Pretty much how I felt about it, except that he was a helluva lot better at it. “You picked the right job then. Would’ve sucked to have gone into human resources or accounting.”

He laughed, engaged the safety and set the pistol down. “What about you? Tell me something about the captain of the Zero Dogs not in your dossier.”

“I’m boring. I hate to talk about myself, because, if you watch closely, you can see the exact moment the other person’s eyes glaze over.”

“C’mon. Give me a break here. You can be very determined when you want to be elusive.”

I frowned and shifted. “All right, fine. There’s nothing exciting. I’m the only daughter in a big family. Three older brothers. From Illinois, and the rest of the family still lives there. See? Yawn festival.”

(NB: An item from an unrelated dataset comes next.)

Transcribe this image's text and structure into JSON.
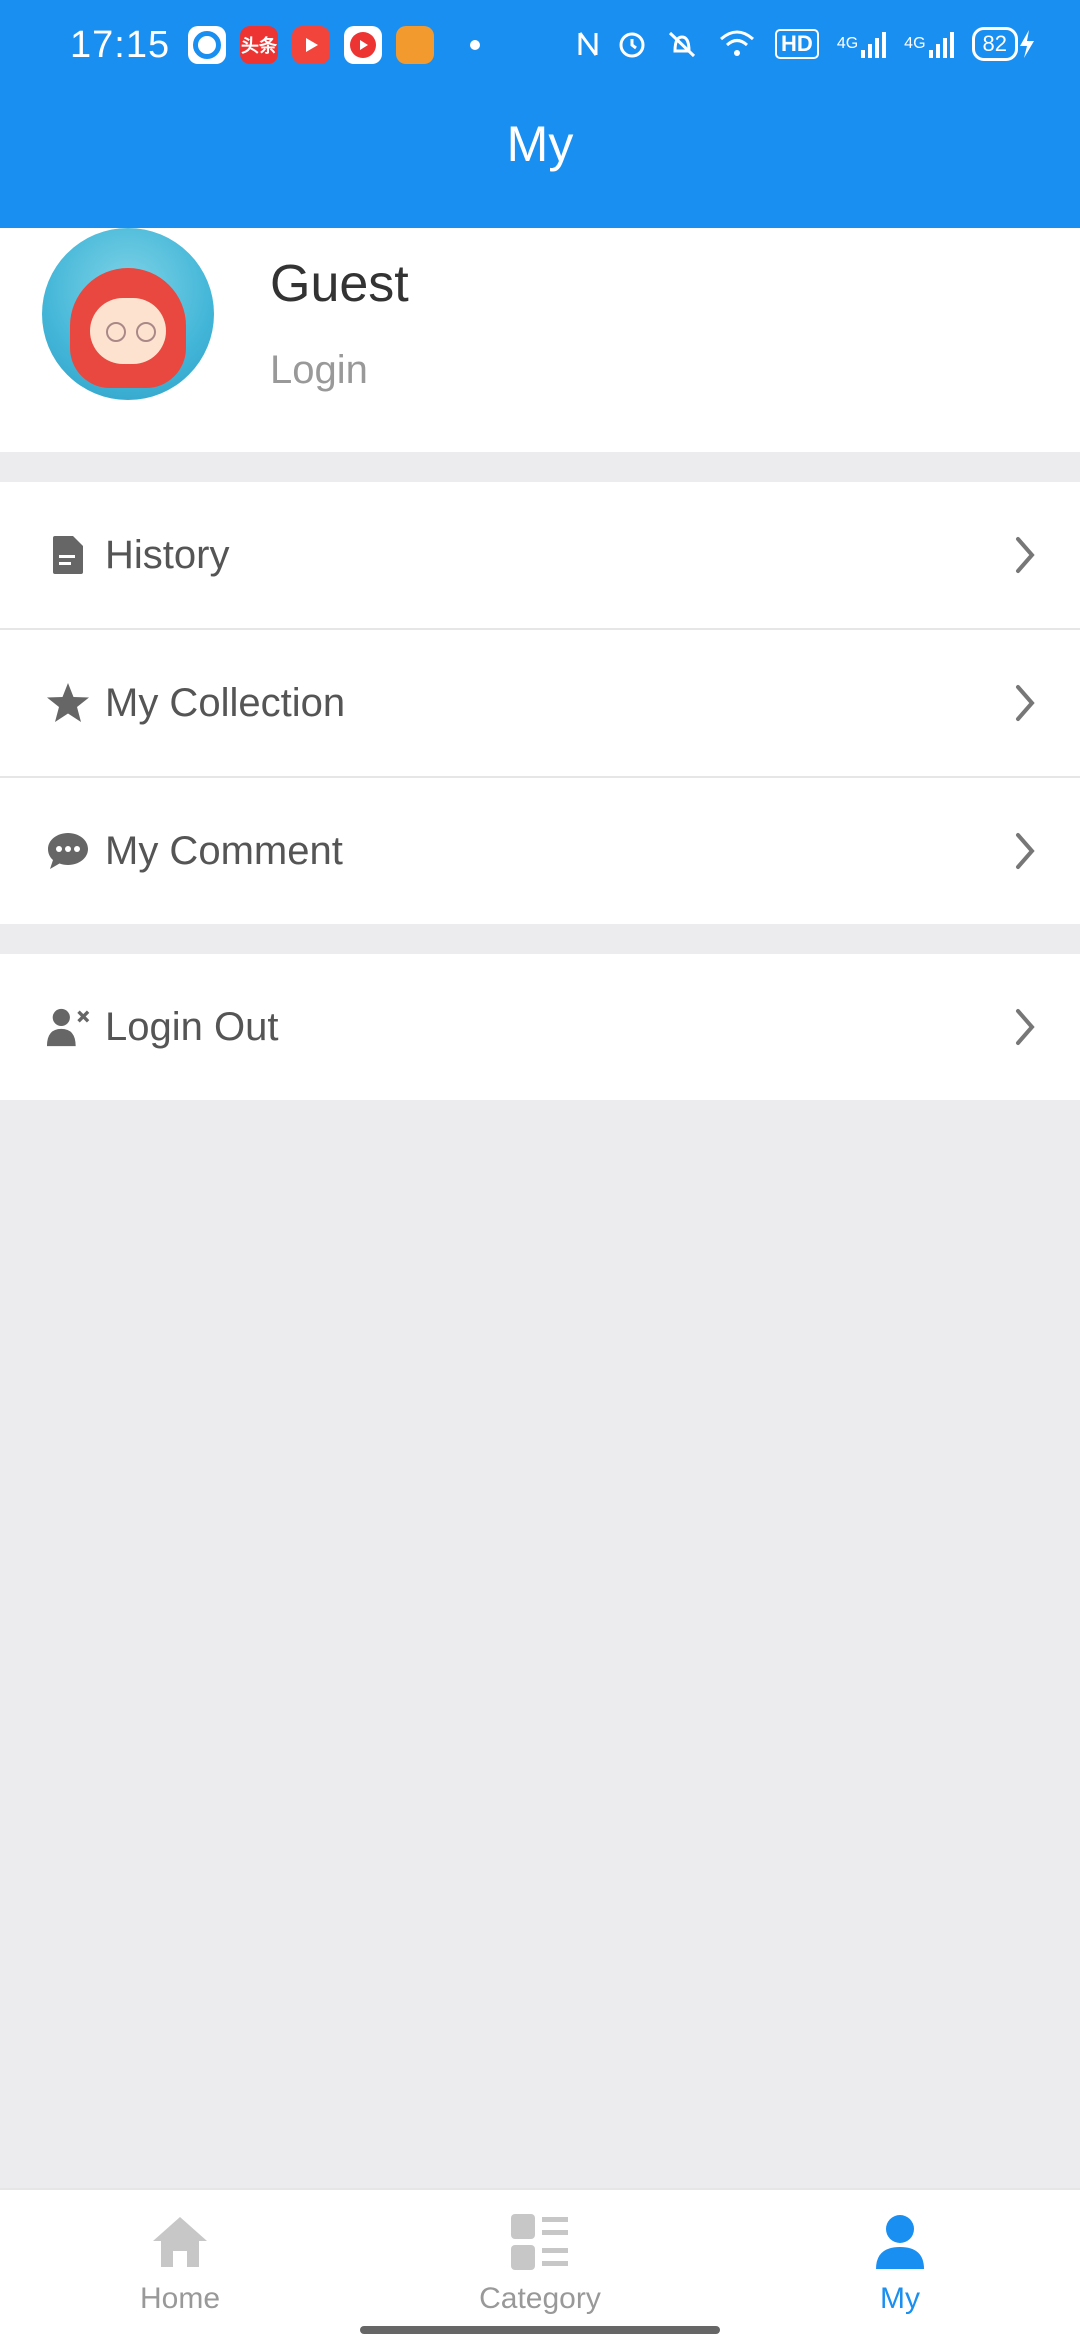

“Why’d you become a mercenary? Were you a soldier before?”

“No. All my brothers are military. So in a wild fit of rebellion, I headed straight from West Point to a job with the Hellfrost Merc group.” I left out the part about being expelled from West Point, since it’d been one huge misunderstanding. If he’d seen my file, he knew it already. “Been clawing my way up ever since.” I shrugged. “There’s a lot of prejudice against pyromancers.”

He cocked his head. “How so?”

“People think we’re little better than deranged firebugs.”

“Is that bad?”

“Stop with the flattery. What about you?”

“College at UNLV. Into the Army to pay for it. Ended up liking it. Did some time with the Rangers. Ended up transferring into Special Forces. Did bodyguard detail for US government VIPs in Iraq. Among other things.”

“I bet the shields come in handy,” I said.

“Saved my ass when we first met, didn’t they?”

“Tell you what. Let’s make a deal. You fill me in on the secrets to impeccable shooting. I’ll show you a bit of my dark martial arts knowledge.”